Wer das offizielle Stadtwappen oder das freigegebene Wappensymbol unauthorisiert beziehungsweise missbräuchlich nutzt, wird mit einem Bußgeld belegt. Der Rahmen dazu wird jetzt deutlich gesenkt - von mindestens 50 auf mindestens fünf, sowie von höchsten 5000 auf 1000 Euro. Die Satzung dazu ist beschlossen.

Zwei-Minuten-Comeback von Hermann Verfürth

Das wohl kürzeste politische Comeback in der Geschichte des Rates erlebte der ehemalige FDP-Stadtverordnete Hermann-Josef Verfürth am Freitag.
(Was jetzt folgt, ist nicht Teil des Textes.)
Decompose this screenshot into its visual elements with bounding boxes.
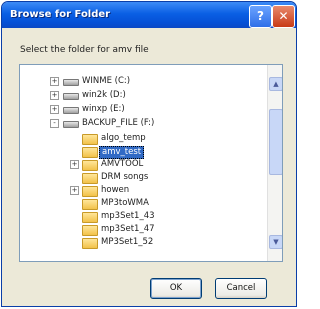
- cancel-button[interactable]: Cancel: [215, 278, 267, 299]
- tree-item-algo-temp[interactable]: algo_temp: [20, 133, 260, 145]
- folder-icon: [82, 212, 98, 223]
- tree-item-winxp[interactable]: + winxp (E:): [20, 104, 260, 115]
- folder-icon: [82, 238, 98, 249]
- scroll-up-icon[interactable]: ▲: [269, 77, 282, 91]
- tree-item-howen[interactable]: + howen: [20, 185, 260, 197]
- ok-button[interactable]: OK: [150, 278, 202, 299]
- folder-icon: [82, 186, 98, 197]
- folder-icon: [82, 199, 98, 210]
- tree-item-label: DRM songs: [101, 172, 149, 182]
- folder-icon: [82, 173, 98, 184]
- expand-icon[interactable]: +: [50, 77, 59, 86]
- instruction-text: Select the folder for amv file: [20, 45, 149, 55]
- title-bar[interactable]: Browse for Folder ? ✕: [2, 2, 296, 28]
- drive-icon: [63, 107, 79, 114]
- tree-item-mp3set1-47[interactable]: mp3Set1_47: [20, 224, 260, 236]
- tree-item-label: howen: [101, 185, 130, 195]
- browse-for-folder-dialog: Browse for Folder ? ✕ Select the folder …: [1, 1, 297, 307]
- tree-item-mp3set1-52[interactable]: MP3Set1_52: [20, 237, 260, 249]
- folder-icon: [82, 225, 98, 236]
- tree-item-label: MP3Set1_52: [101, 237, 154, 247]
- tree-item-label: algo_temp: [101, 133, 146, 143]
- folder-icon: [82, 160, 98, 171]
- tree-item-drm-songs[interactable]: DRM songs: [20, 172, 260, 184]
- tree-item-label: win2k (D:): [82, 90, 126, 100]
- tree-item-win2k[interactable]: + win2k (D:): [20, 90, 260, 101]
- help-button[interactable]: ?: [249, 5, 272, 28]
- close-button[interactable]: ✕: [272, 5, 295, 28]
- drive-icon: [63, 79, 79, 86]
- drive-icon: [63, 121, 79, 128]
- tree-item-label: AMVTOOL: [101, 159, 144, 169]
- tree-item-mp3towma[interactable]: MP3toWMA: [20, 198, 260, 210]
- expand-icon[interactable]: +: [70, 160, 79, 169]
- tree-item-amvtool[interactable]: + AMVTOOL: [20, 159, 260, 171]
- tree-item-label: BACKUP_FILE (F:): [82, 118, 155, 128]
- tree-item-amv-test[interactable]: amv_test: [20, 146, 260, 159]
- tree-item-winme[interactable]: + WINME (C:): [20, 76, 260, 87]
- folder-tree[interactable]: + WINME (C:) + win2k (D:) + winxp (E:) -…: [19, 64, 283, 262]
- scroll-down-icon[interactable]: ▼: [269, 235, 282, 249]
- expand-icon[interactable]: +: [70, 186, 79, 195]
- tree-item-backup-file[interactable]: - BACKUP_FILE (F:): [20, 118, 260, 129]
- vertical-scrollbar[interactable]: ▲ ▼: [267, 65, 282, 261]
- tree-item-mp3set1-43[interactable]: mp3Set1_43: [20, 211, 260, 223]
- folder-icon: [82, 134, 98, 145]
- dialog-title: Browse for Folder: [10, 9, 111, 20]
- tree-item-label: winxp (E:): [82, 104, 125, 114]
- scroll-thumb[interactable]: [269, 109, 282, 175]
- expand-icon[interactable]: +: [50, 91, 59, 100]
- tree-item-label-selected: amv_test: [99, 146, 145, 159]
- tree-item-label: mp3Set1_47: [101, 224, 155, 234]
- collapse-icon[interactable]: -: [50, 119, 59, 128]
- folder-open-icon: [82, 147, 98, 158]
- tree-item-label: WINME (C:): [82, 76, 131, 86]
- expand-icon[interactable]: +: [50, 105, 59, 114]
- tree-item-label: MP3toWMA: [101, 198, 149, 208]
- tree-item-label: mp3Set1_43: [101, 211, 155, 221]
- drive-icon: [63, 93, 79, 100]
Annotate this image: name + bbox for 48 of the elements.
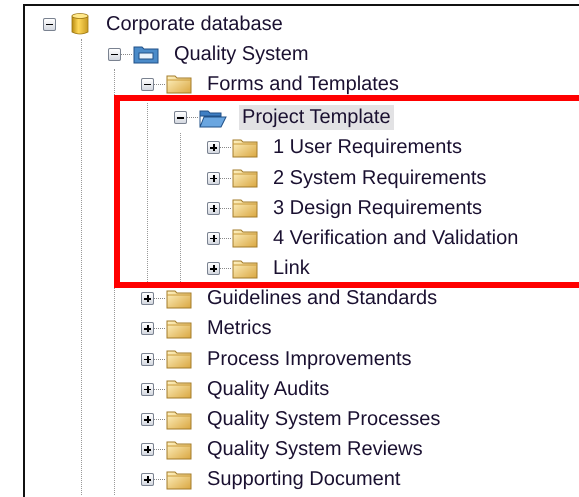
folder-icon (232, 228, 258, 248)
folder-icon (166, 410, 192, 430)
tree-item[interactable]: Link (270, 256, 313, 282)
folder-icon (232, 198, 258, 218)
tree-item[interactable]: 2 System Requirements (270, 166, 490, 191)
expand-toggle[interactable] (141, 382, 154, 396)
collapse-toggle[interactable] (141, 78, 154, 91)
tree-item[interactable]: Process Improvements (204, 346, 415, 372)
collapse-toggle[interactable] (108, 48, 121, 61)
tree-item[interactable]: 4 Verification and Validation (270, 226, 522, 251)
folder-icon (166, 318, 192, 339)
expand-toggle[interactable] (141, 292, 154, 306)
tree-item[interactable]: 1 User Requirements (270, 135, 465, 160)
tree-item[interactable]: Project Template (239, 105, 394, 130)
tree-item[interactable]: Quality System Reviews (204, 437, 426, 462)
folder-icon (232, 258, 258, 279)
folder-icon (232, 138, 258, 158)
expand-toggle[interactable] (207, 172, 220, 185)
collapse-toggle[interactable] (43, 18, 56, 31)
tree-item[interactable]: Quality System Processes (204, 407, 444, 432)
expand-toggle[interactable] (141, 352, 154, 366)
tree-item[interactable]: Guidelines and Standards (204, 286, 440, 312)
expand-toggle[interactable] (141, 413, 154, 426)
folder-icon (166, 470, 192, 490)
tree-item[interactable]: Supporting Document (204, 467, 404, 492)
folder-icon (166, 440, 192, 460)
expand-toggle[interactable] (207, 141, 220, 154)
database-icon (71, 12, 89, 36)
folder-icon (166, 288, 192, 309)
expand-toggle[interactable] (207, 262, 220, 276)
tree-item[interactable]: Corporate database (103, 12, 286, 37)
folder-icon (166, 379, 192, 400)
folder-icon (133, 44, 159, 64)
folder-icon (232, 168, 258, 188)
collapse-toggle[interactable] (174, 111, 187, 124)
expand-toggle[interactable] (141, 443, 154, 456)
open-folder-icon (199, 108, 227, 128)
expand-toggle[interactable] (141, 473, 154, 486)
folder-icon (166, 74, 192, 94)
tree-item[interactable]: Forms and Templates (204, 72, 402, 97)
tree-item[interactable]: Quality System (171, 42, 312, 67)
expand-toggle[interactable] (207, 202, 220, 215)
tree-item[interactable]: Quality Audits (204, 376, 332, 402)
folder-icon (166, 349, 192, 370)
tree-item[interactable]: 3 Design Requirements (270, 196, 485, 221)
expand-toggle[interactable] (207, 232, 220, 245)
tree-item[interactable]: Metrics (204, 316, 274, 342)
expand-toggle[interactable] (141, 322, 154, 336)
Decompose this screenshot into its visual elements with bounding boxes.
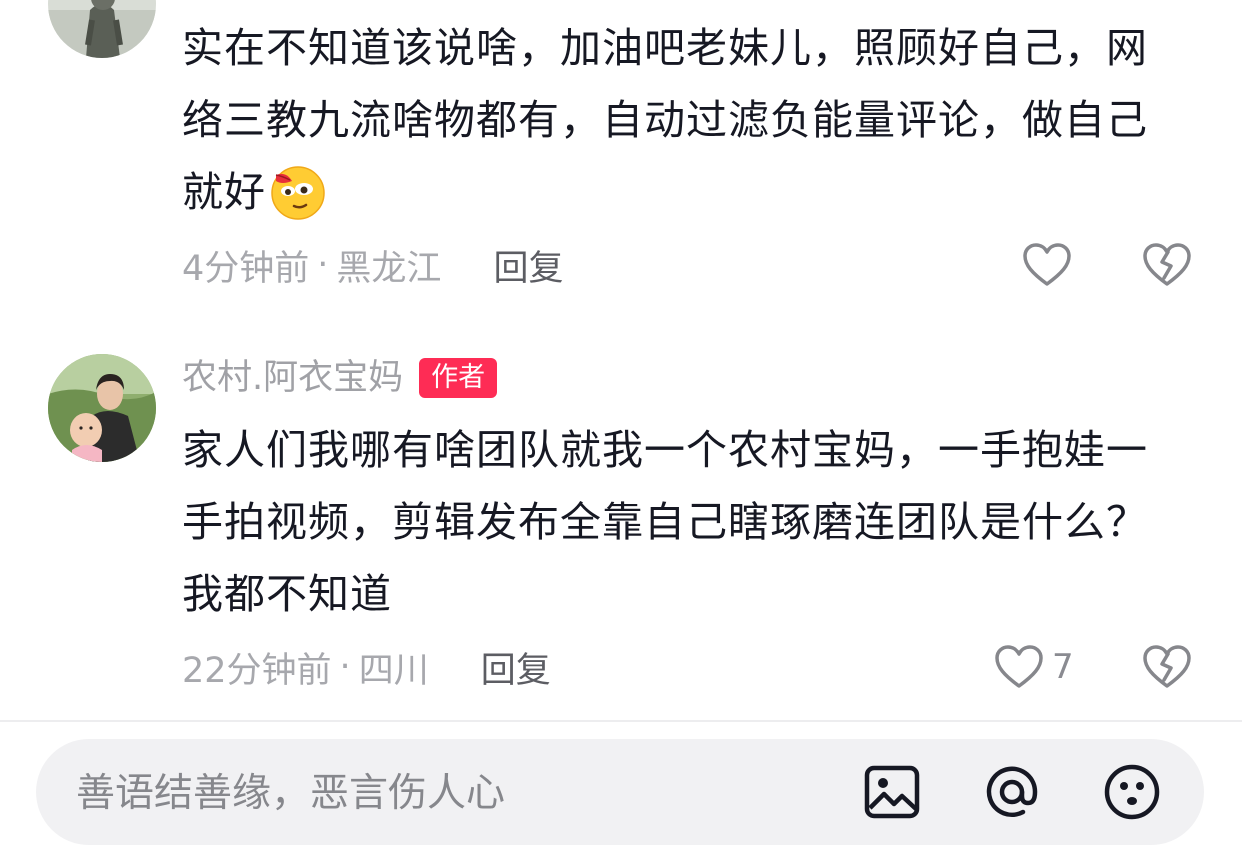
comment-body: 家人们我哪有啥团队就我一个农村宝妈，一手抱娃一手拍视频，剪辑发布全靠自己瞎琢磨连… [182, 426, 1148, 618]
broken-heart-icon [1143, 243, 1191, 286]
comment-time: 4分钟前 [182, 248, 310, 289]
comment-input[interactable] [74, 739, 838, 847]
comment-input-bar [0, 722, 1242, 864]
username[interactable]: 农村.阿衣宝妈 [182, 356, 403, 400]
meta-separator: · [317, 245, 329, 285]
reply-button[interactable]: 回复 [493, 240, 563, 291]
heart-icon [995, 645, 1043, 688]
emoji-icon[interactable] [1102, 762, 1162, 822]
like-count: 7 [1052, 647, 1074, 687]
comment-meta: 22分钟前 · 四川 回复 [182, 642, 551, 692]
dislike-button[interactable] [1142, 642, 1192, 692]
shy-face-emoji-icon [268, 161, 328, 221]
comment-item: 农村.阿衣宝妈 作者 家人们我哪有啥团队就我一个农村宝妈，一手抱娃一手拍视频，剪… [0, 330, 1242, 720]
like-button[interactable] [1022, 240, 1080, 290]
heart-icon [1023, 243, 1071, 286]
broken-heart-icon [1143, 645, 1191, 688]
at-mention-icon[interactable] [982, 762, 1042, 822]
comment-location: 黑龙江 [336, 248, 442, 289]
comment-meta: 4分钟前 · 黑龙江 回复 [182, 240, 563, 290]
author-badge: 作者 [419, 358, 498, 398]
comment-input-container [36, 739, 1204, 847]
comment-list: 实在不知道该说啥，加油吧老妹儿，照顾好自己，网络三教九流啥物都有，自动过滤负能量… [0, 0, 1242, 720]
comment-text: 实在不知道该说啥，加油吧老妹儿，照顾好自己，网络三教九流啥物都有，自动过滤负能量… [182, 12, 1182, 228]
avatar[interactable] [48, 354, 156, 462]
reply-button[interactable]: 回复 [481, 642, 551, 693]
comment-location: 四川 [358, 650, 429, 691]
avatar[interactable] [48, 0, 156, 58]
comment-time: 22分钟前 [182, 650, 332, 691]
image-icon[interactable] [862, 762, 922, 822]
username-row: 农村.阿衣宝妈 作者 [182, 356, 498, 400]
dislike-button[interactable] [1142, 240, 1192, 290]
comment-text: 家人们我哪有啥团队就我一个农村宝妈，一手抱娃一手拍视频，剪辑发布全靠自己瞎琢磨连… [182, 414, 1182, 630]
like-button[interactable]: 7 [994, 642, 1074, 692]
meta-separator: · [339, 647, 351, 687]
comment-item: 实在不知道该说啥，加油吧老妹儿，照顾好自己，网络三教九流啥物都有，自动过滤负能量… [0, 0, 1242, 320]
Dieses dauerte nur zwei Minuten. Jana Pavlik hatte den Arzt als Vertreter der zweiköpfigen FDP-Fraktion in einer Arbeitsgruppe benannt, die „Leitlinien zur Bürgerbeteiligung“ entwickeln soll. Doch die Abberufung durch den Fraktionsvorsitzenden Manfred Bodewig folgte auf dem Fuße. „Das ist nicht abgestimmt“, sagt er und verlangte, den Namen seines Kritikers zu streichen. Das Protokoll vermerkt: Gelächter bei der SPD.